Começo por perguntar-lhe a que deve ou julga dever seu gosto pelo estudo da
língua, e Aurélio, depois de pensar um pouco, confessa-me:
Não saberia dizer-lhe.
Não foi por certo o ambiente familiar nem qualquer professor. Pelo contrário, nunca
pessoa alguma soube orientar-me no estudo da língua ou em qualquer outro estudo,
o que, somado às dificuldades dos meus primeiros tempos de menino e de rapaz, teria
dado para desistir, se a curiosidade e a possível vocação não fossem mais poderosas
do que tudo. Nascido em Camaragibe, no interior de Alagoas, com menos de um ano
mudei-me para Porto de Pedras, onde passei a meninice até aos 10 anos, quando fui
levado para Porto Calvo. Ora Porto de Pedras e Porto Calvo eram nessa ocasião, como,
até certo ponto, ainda hoje, lugares paupérrimos. Assim, os seus professores não
podiam ser bons. Os mestres que ali tive não me explicavam quase nada do que eu
mais desejava saber. Lembro-me que já nessa época vivia preocupado com as palavras;
mas escapava-me o sentido da maioria delas. Cheguei mesmo decorar a poesia Velhice
e mocidade, de Gonçalves Dias, incluída no Quarto livro de leitura, de Felisberto
de Carvalho.
Senta-te embaixo do chorão, que dobra
A verde rama sobre a campa nua
Dizia o poeta.
Mas quem estava ali para explicar-me o que é “chorão” e “campa”?
Não havia em casa um dicionário?
Não. O único,
de Simões da Fonseca, minha irmã, ao casar-se, levara-o, e eu não tinha permissão
de consulta-lo à vontade. Passei a viver sonhando com a delícia de possuir um livro
dessa espécie, mas como adquiri-lo, se meu pai se queixava sempre da “crise pavorosa”?

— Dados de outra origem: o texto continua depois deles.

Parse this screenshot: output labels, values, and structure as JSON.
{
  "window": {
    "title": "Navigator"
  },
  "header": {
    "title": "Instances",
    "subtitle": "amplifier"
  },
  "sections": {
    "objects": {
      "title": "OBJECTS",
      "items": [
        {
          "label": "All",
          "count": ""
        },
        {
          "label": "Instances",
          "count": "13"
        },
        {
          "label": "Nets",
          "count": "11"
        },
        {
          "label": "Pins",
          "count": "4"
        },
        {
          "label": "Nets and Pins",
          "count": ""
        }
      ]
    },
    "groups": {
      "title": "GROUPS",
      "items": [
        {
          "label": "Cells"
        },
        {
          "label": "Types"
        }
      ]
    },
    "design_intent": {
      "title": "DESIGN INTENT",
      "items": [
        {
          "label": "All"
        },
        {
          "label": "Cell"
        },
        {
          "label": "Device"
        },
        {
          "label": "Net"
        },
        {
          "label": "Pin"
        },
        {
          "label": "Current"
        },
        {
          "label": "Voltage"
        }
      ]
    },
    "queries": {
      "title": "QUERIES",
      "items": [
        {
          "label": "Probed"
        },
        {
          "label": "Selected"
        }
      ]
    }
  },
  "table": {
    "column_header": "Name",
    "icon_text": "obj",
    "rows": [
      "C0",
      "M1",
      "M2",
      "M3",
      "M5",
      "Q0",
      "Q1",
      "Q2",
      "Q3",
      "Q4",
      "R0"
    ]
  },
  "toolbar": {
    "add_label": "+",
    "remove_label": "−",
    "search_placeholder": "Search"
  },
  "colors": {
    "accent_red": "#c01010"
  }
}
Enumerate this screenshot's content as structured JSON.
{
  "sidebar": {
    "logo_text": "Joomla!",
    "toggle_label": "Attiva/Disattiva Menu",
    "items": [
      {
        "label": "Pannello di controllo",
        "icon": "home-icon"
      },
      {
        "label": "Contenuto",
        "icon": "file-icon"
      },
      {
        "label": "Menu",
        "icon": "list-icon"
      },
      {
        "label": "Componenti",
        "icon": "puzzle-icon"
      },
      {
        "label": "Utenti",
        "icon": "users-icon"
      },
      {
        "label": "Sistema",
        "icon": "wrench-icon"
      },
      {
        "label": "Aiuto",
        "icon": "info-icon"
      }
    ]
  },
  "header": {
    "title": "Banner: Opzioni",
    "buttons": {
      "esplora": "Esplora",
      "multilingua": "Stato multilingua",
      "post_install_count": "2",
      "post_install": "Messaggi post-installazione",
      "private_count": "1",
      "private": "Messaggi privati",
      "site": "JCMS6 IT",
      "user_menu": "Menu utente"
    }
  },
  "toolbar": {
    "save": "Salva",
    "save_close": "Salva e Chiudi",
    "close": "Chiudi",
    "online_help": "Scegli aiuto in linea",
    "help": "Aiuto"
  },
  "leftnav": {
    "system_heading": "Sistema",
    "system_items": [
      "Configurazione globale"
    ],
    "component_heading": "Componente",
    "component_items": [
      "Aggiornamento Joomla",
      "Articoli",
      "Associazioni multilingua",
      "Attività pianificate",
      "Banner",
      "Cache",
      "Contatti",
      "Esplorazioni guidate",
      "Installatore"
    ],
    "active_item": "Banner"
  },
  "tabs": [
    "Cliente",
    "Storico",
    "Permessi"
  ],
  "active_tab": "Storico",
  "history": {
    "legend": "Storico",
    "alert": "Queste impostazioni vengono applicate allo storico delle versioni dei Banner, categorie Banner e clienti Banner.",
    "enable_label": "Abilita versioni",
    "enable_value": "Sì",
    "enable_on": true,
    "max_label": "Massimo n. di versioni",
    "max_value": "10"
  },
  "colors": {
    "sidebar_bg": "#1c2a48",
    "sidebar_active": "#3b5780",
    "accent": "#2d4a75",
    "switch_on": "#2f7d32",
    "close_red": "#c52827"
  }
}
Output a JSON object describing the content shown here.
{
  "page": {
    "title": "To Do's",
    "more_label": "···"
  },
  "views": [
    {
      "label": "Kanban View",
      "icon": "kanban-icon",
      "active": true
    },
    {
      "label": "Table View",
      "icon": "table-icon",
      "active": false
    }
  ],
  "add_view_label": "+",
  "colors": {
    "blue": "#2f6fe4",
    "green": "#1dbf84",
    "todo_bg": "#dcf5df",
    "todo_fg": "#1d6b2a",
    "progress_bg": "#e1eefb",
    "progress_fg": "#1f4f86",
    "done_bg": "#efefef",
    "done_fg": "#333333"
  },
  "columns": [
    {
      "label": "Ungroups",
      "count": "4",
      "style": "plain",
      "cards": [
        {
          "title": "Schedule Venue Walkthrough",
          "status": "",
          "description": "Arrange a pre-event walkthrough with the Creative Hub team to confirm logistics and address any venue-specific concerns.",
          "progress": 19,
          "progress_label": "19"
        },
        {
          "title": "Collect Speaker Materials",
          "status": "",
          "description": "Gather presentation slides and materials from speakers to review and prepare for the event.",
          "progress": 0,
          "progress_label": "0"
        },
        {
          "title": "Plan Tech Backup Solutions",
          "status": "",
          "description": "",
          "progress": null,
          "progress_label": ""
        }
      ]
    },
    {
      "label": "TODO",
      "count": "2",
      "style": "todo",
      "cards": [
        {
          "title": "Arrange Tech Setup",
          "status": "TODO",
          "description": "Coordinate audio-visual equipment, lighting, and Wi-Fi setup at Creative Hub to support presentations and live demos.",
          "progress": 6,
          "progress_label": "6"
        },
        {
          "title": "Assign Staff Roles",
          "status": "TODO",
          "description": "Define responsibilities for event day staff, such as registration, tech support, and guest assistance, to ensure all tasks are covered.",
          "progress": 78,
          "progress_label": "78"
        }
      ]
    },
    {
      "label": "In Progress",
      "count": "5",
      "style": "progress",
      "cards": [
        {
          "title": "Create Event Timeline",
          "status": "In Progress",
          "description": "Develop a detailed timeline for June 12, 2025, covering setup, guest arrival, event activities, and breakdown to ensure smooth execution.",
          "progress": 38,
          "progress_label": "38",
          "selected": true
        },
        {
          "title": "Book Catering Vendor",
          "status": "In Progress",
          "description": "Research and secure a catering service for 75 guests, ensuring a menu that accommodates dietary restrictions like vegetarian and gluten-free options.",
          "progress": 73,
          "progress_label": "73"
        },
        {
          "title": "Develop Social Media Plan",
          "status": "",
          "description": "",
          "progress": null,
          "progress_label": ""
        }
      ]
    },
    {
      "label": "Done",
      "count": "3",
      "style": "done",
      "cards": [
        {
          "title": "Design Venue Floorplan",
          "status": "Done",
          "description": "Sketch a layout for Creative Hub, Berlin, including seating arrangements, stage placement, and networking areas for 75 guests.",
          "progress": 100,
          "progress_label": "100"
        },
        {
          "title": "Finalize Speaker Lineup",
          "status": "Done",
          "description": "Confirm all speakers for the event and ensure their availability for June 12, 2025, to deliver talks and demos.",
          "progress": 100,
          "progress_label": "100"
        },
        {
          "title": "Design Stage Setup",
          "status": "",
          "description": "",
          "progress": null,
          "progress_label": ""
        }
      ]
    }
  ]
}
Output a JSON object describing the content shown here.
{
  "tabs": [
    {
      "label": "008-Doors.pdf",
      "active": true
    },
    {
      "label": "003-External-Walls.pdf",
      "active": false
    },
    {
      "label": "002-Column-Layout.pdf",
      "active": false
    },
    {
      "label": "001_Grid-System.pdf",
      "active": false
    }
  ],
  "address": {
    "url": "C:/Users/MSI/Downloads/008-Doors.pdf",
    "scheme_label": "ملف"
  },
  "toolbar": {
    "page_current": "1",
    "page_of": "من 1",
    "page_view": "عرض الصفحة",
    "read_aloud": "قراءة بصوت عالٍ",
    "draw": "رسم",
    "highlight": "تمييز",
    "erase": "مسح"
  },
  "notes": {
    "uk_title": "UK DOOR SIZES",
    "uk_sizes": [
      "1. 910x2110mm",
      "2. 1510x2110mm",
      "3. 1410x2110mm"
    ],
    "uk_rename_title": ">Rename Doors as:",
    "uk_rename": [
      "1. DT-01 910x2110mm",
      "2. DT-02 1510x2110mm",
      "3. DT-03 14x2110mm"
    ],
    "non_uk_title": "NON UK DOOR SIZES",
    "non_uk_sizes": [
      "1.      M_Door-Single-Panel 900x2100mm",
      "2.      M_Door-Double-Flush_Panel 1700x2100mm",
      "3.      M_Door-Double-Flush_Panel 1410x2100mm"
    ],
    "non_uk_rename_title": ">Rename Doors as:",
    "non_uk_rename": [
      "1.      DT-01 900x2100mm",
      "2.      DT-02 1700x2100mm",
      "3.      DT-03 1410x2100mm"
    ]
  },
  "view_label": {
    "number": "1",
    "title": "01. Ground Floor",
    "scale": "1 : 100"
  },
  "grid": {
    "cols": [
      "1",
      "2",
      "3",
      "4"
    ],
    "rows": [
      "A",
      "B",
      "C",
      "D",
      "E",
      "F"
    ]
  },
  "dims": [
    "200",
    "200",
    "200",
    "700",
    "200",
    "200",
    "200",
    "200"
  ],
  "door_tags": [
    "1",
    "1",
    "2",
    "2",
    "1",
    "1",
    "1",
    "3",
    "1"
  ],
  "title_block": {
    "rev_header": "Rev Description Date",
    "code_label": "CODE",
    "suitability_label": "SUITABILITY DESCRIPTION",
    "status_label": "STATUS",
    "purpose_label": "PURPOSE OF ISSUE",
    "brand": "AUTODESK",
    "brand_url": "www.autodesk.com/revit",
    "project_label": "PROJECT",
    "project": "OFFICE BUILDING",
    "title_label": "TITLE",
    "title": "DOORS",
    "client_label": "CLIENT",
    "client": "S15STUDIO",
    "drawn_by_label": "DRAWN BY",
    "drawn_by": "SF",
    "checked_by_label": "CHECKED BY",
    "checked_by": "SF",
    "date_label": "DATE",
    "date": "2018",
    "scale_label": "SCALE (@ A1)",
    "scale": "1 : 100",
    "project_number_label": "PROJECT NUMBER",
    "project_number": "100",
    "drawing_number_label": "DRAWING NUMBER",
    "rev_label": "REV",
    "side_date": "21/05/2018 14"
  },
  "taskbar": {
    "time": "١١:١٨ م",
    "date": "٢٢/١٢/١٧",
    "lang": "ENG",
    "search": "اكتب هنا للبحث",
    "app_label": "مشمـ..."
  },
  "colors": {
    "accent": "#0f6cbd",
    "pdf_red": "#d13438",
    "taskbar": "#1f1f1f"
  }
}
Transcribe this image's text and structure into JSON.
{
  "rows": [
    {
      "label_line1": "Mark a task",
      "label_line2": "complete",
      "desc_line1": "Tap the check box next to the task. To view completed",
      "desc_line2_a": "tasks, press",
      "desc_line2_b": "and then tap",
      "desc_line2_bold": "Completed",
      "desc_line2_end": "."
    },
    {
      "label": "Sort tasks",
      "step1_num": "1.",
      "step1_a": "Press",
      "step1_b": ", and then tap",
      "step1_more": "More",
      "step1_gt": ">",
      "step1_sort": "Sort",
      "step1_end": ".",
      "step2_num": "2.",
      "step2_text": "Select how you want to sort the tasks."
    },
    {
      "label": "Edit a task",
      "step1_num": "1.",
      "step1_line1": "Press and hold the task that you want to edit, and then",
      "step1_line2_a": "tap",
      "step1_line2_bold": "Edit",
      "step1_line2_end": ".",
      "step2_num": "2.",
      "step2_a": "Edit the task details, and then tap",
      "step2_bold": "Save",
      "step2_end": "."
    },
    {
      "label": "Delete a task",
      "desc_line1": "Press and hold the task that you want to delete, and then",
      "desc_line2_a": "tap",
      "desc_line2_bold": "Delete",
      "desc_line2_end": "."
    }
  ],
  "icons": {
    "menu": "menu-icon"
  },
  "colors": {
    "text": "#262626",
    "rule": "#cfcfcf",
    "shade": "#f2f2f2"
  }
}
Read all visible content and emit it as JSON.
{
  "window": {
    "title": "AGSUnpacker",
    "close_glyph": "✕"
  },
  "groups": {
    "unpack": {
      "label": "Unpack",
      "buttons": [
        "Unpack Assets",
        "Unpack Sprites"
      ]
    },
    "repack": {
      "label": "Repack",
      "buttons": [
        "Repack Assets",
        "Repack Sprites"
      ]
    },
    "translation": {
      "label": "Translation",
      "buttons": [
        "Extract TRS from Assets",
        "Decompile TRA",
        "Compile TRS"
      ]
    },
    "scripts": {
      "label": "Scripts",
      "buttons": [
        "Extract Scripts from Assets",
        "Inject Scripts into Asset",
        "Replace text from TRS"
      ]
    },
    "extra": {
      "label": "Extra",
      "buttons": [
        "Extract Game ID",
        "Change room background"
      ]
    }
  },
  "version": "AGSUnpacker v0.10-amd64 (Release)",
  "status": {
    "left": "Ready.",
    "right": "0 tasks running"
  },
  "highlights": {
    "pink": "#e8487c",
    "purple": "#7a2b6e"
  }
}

Tempos mais tarde vim a descobrir no cartório do tabelião de Porto Calvo – José
Bonifácio de Paula Cavalcanti, aliás aparentado comigo – o dicionário de Jaime de
Séguier. Aí então fartei-me. Quando queria decifrar o sentido de alguma palavra,
corria ao tabelião – e o gordo volume desvendava-me os mistérios vocabulares.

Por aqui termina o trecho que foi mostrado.